Проблема, однако, в том, что соседство морального с политическим так же, как и в случаи с религией и с любой другой областью означает для него подчинение политическому. Мораль Шмитт, кстати, называет в одном ряду с культурой, хозяйством, правом и прочими, указывая на возможность её существования во всемирном государстве. Но стоит обратить внимание на следующий абзац, в котором можно увидеть причину сомнения Шмитта. Для того, чтобы учредить всемирное государство, необходимо так осуществить акт политического различения, чтобы с одной стороны оказалось всё человечество, с другой же - некая безликая стихия античеловеческого. Тогда внутри создавшегося порядка будет возможно временное установление деполитизированного состояния. Однако, поскольку такой порядок в качестве своего конститутивного элемента имеет политическое различение, хоть враг как таковой и отрицается, удержание данного порядка будет зависеть от способности удерживать границу, отделяющую людей от нелюдей. Значит, несмотря на отрицание врага, вражда как таковая никуда не исчезнет и возможен рецидив политического.

Шмитта волнует не выхолащивание морали, а то, что от её имени может твориться несправедливость, когда моральные аргументы маскируют политику. Атакуя «мир буржуа», Шмитт стремится скорее защитить его законы, чем разрушить его до основания. Отдельного разбора заслуживает аргумент о возможности религиозного ренессанса, но к нему мы подробно вернёмся, когда приступим к анализу «Политической теологии». Майер же, вслед за одобрением морального через одобрение политического, предписывает Шмитту утверждение теологии этим же путём (см: Майер 2012, с.60). Здесь его логика такова: у морального самого по себе нет конечного содержания, поскольку моральное обосновывается теологически. А раз моральное проявляется в ситуации политического напряжения, то неизбежно вскрывается и истинное содержание морали - её теологическая сердцевина. Но моральное в этом уравнении не столько относится к Шмитту, сколько восходит к трактовке Штрауса (Штраус 2012, с.135).

Если бы моральное действительно настолько определённо сопровождало бы у Шмитта политическое, можно было бы сказать, вполне справедливо, что моральное имеет у него теологические коннотации и доказать таким образом, взаимообусловленность теологического и политического. Но такой связи нет. Более того, из той же критики буржуазности у Шмитта можно извлечь и критику морали, и деконструкцию морали как всего-навсего языка одной из политических эпох (Шмитт 2016, с.358, 363).

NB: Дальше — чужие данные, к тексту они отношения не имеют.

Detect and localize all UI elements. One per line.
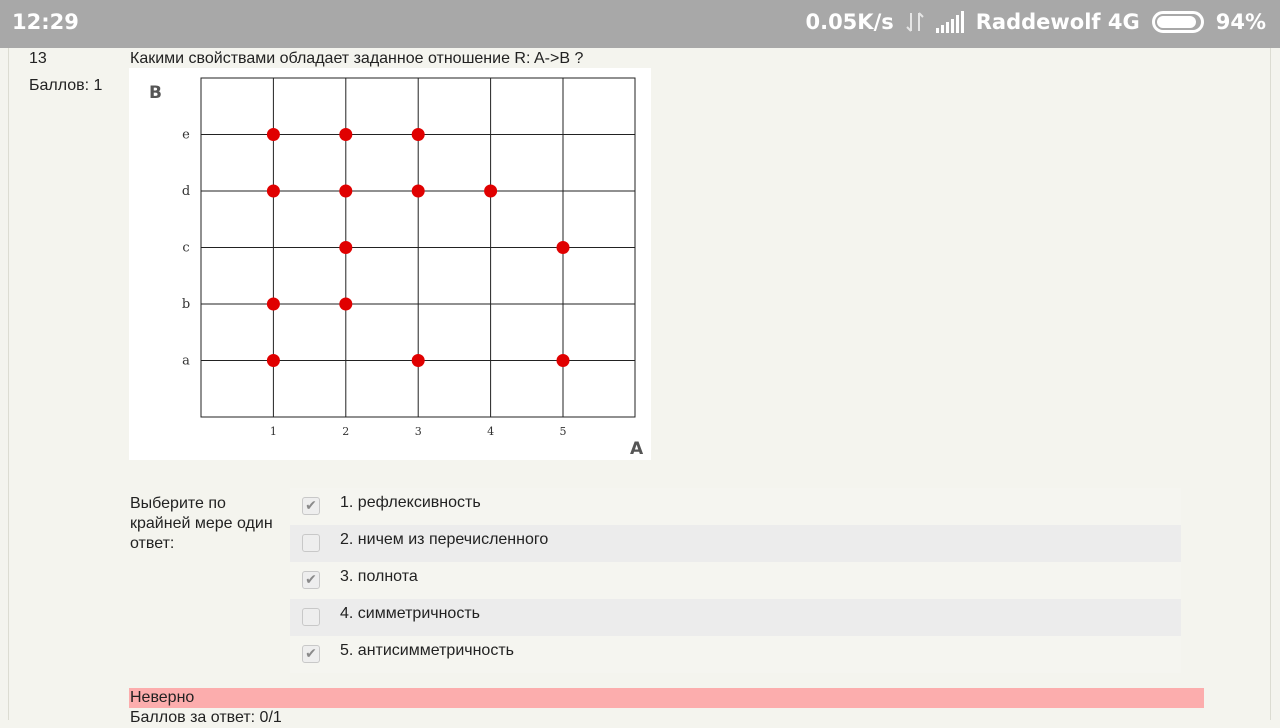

Ещё одна демонстрация «теологических предпосылок» предпринимается посредством интерпретации концепции естественного состояния. Майер, ссылаясь на Штрауса, называет понятие политического «реабилитацией естественного состояния». Шмитт отличается от Гоббса по двум пунктам: 1) он считает, что в естественном состоянии люди прибывают, разделёнными на группы, а не поодиночке; 2) в то время как Гоббс строит свою теорию на преодолении естественного состояния, Шмитт реабилитирует это понятие как «фундамент культуры» (см: Майер 2012, сс.43-44). Действительно ли здесь уместно противопоставление? Политическое является «естественным состоянием» в том смысле, что группы (нации, политические единства) находятся в отношении друзей/врагов. Но в таком же отношении находятся между собой суверенные государства, и именно суверен - последний и единственный человек, который остаётся в естественном состоянии. Здесь нет противоречия с Гоббсом. Но можно ли считать политическое единство «естественным» в смысле «идущим от природного порядка вещей»?

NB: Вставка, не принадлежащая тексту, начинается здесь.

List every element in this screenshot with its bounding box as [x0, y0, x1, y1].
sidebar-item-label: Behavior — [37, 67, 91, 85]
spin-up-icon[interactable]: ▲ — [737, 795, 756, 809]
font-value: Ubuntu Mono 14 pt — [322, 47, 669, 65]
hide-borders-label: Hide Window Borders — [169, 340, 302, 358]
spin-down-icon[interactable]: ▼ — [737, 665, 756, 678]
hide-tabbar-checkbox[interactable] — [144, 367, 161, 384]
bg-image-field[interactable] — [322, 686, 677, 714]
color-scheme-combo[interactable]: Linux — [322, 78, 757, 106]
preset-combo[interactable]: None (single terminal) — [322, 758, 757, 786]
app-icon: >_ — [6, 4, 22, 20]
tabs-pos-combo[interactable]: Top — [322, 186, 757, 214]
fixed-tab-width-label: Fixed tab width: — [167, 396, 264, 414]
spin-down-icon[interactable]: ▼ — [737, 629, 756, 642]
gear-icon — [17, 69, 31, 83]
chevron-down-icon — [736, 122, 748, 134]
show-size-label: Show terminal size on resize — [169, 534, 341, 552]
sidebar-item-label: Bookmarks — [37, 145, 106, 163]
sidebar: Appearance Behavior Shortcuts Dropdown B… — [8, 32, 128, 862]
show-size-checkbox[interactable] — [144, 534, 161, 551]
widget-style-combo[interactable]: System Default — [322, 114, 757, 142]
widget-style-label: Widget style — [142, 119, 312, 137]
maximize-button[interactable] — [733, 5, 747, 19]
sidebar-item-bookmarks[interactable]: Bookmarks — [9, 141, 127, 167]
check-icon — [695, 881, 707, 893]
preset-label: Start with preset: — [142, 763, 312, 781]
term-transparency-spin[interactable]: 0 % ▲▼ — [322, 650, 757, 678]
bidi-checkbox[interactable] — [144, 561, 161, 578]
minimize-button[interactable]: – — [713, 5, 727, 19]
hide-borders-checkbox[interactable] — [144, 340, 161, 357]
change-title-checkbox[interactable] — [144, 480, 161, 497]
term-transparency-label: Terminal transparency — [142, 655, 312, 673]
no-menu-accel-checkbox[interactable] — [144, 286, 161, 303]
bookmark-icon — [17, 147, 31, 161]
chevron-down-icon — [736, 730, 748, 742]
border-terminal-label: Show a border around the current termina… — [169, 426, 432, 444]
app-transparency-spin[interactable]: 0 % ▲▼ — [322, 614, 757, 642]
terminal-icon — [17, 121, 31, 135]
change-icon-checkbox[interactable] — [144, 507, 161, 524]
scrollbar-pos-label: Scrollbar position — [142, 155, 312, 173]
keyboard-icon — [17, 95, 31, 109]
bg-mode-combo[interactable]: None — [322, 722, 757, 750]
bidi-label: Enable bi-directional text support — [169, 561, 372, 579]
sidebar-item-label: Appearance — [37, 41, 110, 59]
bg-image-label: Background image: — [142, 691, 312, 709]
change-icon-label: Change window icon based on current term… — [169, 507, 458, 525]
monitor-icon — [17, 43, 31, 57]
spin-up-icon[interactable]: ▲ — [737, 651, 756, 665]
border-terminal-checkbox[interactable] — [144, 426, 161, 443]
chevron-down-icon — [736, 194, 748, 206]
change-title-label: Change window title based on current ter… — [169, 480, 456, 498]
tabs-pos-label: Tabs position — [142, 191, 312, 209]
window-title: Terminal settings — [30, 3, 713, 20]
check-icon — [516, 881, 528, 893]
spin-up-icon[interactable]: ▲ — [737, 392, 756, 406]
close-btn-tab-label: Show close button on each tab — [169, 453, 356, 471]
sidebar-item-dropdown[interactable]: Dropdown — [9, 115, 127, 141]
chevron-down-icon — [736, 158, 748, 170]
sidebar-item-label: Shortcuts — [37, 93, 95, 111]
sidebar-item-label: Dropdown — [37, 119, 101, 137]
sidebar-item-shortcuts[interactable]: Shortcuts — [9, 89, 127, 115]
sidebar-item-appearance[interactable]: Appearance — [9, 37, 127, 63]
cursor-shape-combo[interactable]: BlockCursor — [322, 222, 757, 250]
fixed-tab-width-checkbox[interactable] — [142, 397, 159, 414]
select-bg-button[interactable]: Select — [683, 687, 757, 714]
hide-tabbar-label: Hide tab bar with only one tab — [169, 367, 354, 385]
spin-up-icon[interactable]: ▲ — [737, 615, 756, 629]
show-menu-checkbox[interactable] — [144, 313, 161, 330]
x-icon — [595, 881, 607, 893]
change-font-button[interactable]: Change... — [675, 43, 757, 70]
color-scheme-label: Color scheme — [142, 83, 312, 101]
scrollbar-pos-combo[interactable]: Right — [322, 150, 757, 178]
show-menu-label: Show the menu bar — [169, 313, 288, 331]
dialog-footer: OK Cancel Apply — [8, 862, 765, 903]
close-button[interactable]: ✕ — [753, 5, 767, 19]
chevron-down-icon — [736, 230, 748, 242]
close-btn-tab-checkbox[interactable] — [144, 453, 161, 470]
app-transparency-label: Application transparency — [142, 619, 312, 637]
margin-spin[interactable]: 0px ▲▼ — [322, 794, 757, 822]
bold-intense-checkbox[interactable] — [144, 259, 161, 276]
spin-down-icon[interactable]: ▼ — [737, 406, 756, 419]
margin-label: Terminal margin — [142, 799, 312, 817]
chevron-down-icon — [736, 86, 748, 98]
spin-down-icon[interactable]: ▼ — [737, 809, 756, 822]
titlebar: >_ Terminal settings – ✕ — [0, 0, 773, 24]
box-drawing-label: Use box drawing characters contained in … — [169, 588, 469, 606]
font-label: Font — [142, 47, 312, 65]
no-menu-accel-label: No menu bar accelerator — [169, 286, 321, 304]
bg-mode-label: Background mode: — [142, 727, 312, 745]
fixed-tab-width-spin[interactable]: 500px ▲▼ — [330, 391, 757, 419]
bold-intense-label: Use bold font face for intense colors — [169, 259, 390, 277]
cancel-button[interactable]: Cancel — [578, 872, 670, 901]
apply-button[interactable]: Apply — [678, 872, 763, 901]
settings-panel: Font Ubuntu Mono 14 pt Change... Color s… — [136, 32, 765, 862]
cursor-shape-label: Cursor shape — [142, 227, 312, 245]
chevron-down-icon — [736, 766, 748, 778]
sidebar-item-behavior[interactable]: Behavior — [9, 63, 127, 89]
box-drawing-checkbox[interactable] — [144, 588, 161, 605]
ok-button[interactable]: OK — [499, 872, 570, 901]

В естественном состоянии Гоббса, люди враждуют между собой потому, что это состояние вне культуры, вне государства, вне закона. У Шмитта политическое как понятие является следствием цивилизованности людей, способных признать противника как врага, наделённого правом и человечностью. В этом смысле, политическое отношение между политическими единствами является следствием прогресса в области духа, а не естественным ходом вещей. В естественном состоянии, в состоянии «культурного ничто» врага вообще не принимают в расчёт как равного себе. Поэтому, имеет смысл говорить скорее о взаимообусловленности культуры и политического, нежели об их радикальной противоположности. Но без естественного состояния с его идеей опасного человека политическое находится под угрозой (Штраус 2012, сс.127-128). В этом ошибается Штраус, хотя он точно интерпретирует понимание естественного состояния у Гоббса Шмиттом как полемическое, основанное на необходимости утвердить обратное (Штраус 2012, с.121). Штраус даже ссылается на фразу Шмитта о том, что «во всех политических теориях человек предполагается «злым» существом» (Шмитт 2016, с.338), но интерпретирует её неверно.

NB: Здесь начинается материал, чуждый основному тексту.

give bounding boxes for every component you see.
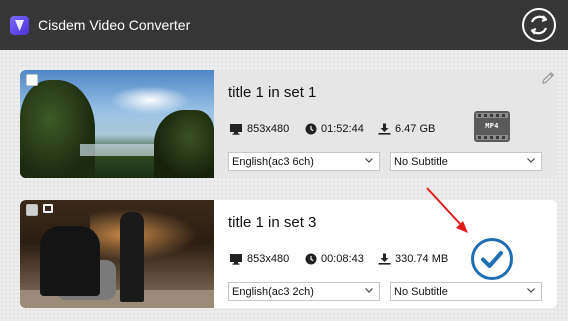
duration-value: 01:52:44 (321, 123, 364, 135)
subtitle-value: No Subtitle (394, 156, 448, 168)
size-info: 330.74 MB (378, 252, 448, 266)
checkmark-done-icon (470, 237, 514, 281)
audio-track-select[interactable]: English(ac3 6ch) (228, 152, 380, 171)
subtitle-select[interactable]: No Subtitle (390, 152, 542, 171)
clock-icon (305, 123, 317, 135)
clock-icon (305, 253, 317, 265)
audio-track-value: English(ac3 6ch) (232, 156, 314, 168)
audio-track-value: English(ac3 2ch) (232, 286, 314, 298)
chevron-down-icon (365, 158, 373, 163)
format-label: MP4 (485, 122, 499, 130)
size-value: 330.74 MB (395, 253, 449, 265)
resolution-info: 853x480 (229, 252, 289, 266)
video-title: title 1 in set 1 (228, 84, 317, 101)
monitor-icon (230, 254, 242, 265)
title-bar: Cisdem Video Converter (0, 0, 568, 50)
size-info: 6.47 GB (378, 122, 435, 136)
sync-icon[interactable] (522, 8, 556, 42)
video-item-card[interactable]: title 1 in set 1 853x480 01:52:44 6.47 G… (20, 70, 557, 178)
download-icon (378, 253, 391, 265)
video-thumbnail[interactable] (20, 200, 214, 308)
monitor-icon (230, 124, 242, 135)
download-icon (378, 123, 391, 135)
resolution-value: 853x480 (247, 123, 290, 135)
chevron-down-icon (527, 158, 535, 163)
chevron-down-icon (527, 288, 535, 293)
subtitle-value: No Subtitle (394, 286, 448, 298)
resolution-info: 853x480 (229, 122, 289, 136)
edit-pencil-icon[interactable] (540, 70, 556, 86)
audio-track-select[interactable]: English(ac3 2ch) (228, 282, 380, 301)
size-value: 6.47 GB (395, 123, 436, 135)
film-icon (43, 204, 53, 213)
video-item-card[interactable]: title 1 in set 3 853x480 00:08:43 330.74… (20, 200, 557, 308)
duration-value: 00:08:43 (321, 253, 364, 265)
app-logo-icon (10, 16, 29, 35)
mp4-format-icon[interactable]: MP4 (473, 110, 511, 143)
video-thumbnail[interactable] (20, 70, 214, 178)
select-checkbox[interactable] (26, 204, 38, 216)
video-title: title 1 in set 3 (228, 214, 317, 231)
duration-info: 01:52:44 (305, 122, 364, 136)
resolution-value: 853x480 (247, 253, 290, 265)
duration-info: 00:08:43 (305, 252, 364, 266)
subtitle-select[interactable]: No Subtitle (390, 282, 542, 301)
app-title: Cisdem Video Converter (38, 17, 191, 33)
select-checkbox[interactable] (26, 74, 38, 86)
chevron-down-icon (365, 288, 373, 293)
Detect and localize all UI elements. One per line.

Для Штрауса это означает, что «тезис об опасности человека является предельной предпосылкой позиции политического» (Штраус 2012, с.127). Но такое утверждение могло бы быть справедливо в том случае, если бы Шмитт полностью согласился в этом вопросе с теми, кому он предписывает такую точку зрения: с Кортесом, с Гоббсом, с де Местром и другими. Но Шмитт говорит об обратной зависимости: не политическое выводится из опасности, а опасность является следствием политической позиции, о чём было сказано ранее. Политическое, таким образом, обосновывается вовсе не через предположение «опасного человека» и не нуждается в этой предпосылке как в некой аксиоме. «Антропологический пессимизм» не нужно постулировать, т.к. прежде него уже постулировано политическое, из которого этот «пессимизм» и происходит. Из-за того, что в этом вопросе Майер следует логике Штрауса, он неверно интерпретирует отношение Шмитта к идеологам контрреволюции. Согласно Майеру, Шмитт одобряет их враждебность к человеку потому, что такая враждебность основывается на догмате о первородном грехе (Майер 2012, сс.67-68). Без этого догмата невозможен никакой социальный порядок. Поэтому, подлинными политическими теориями оказываются теории, основывающиеся на этом догмате.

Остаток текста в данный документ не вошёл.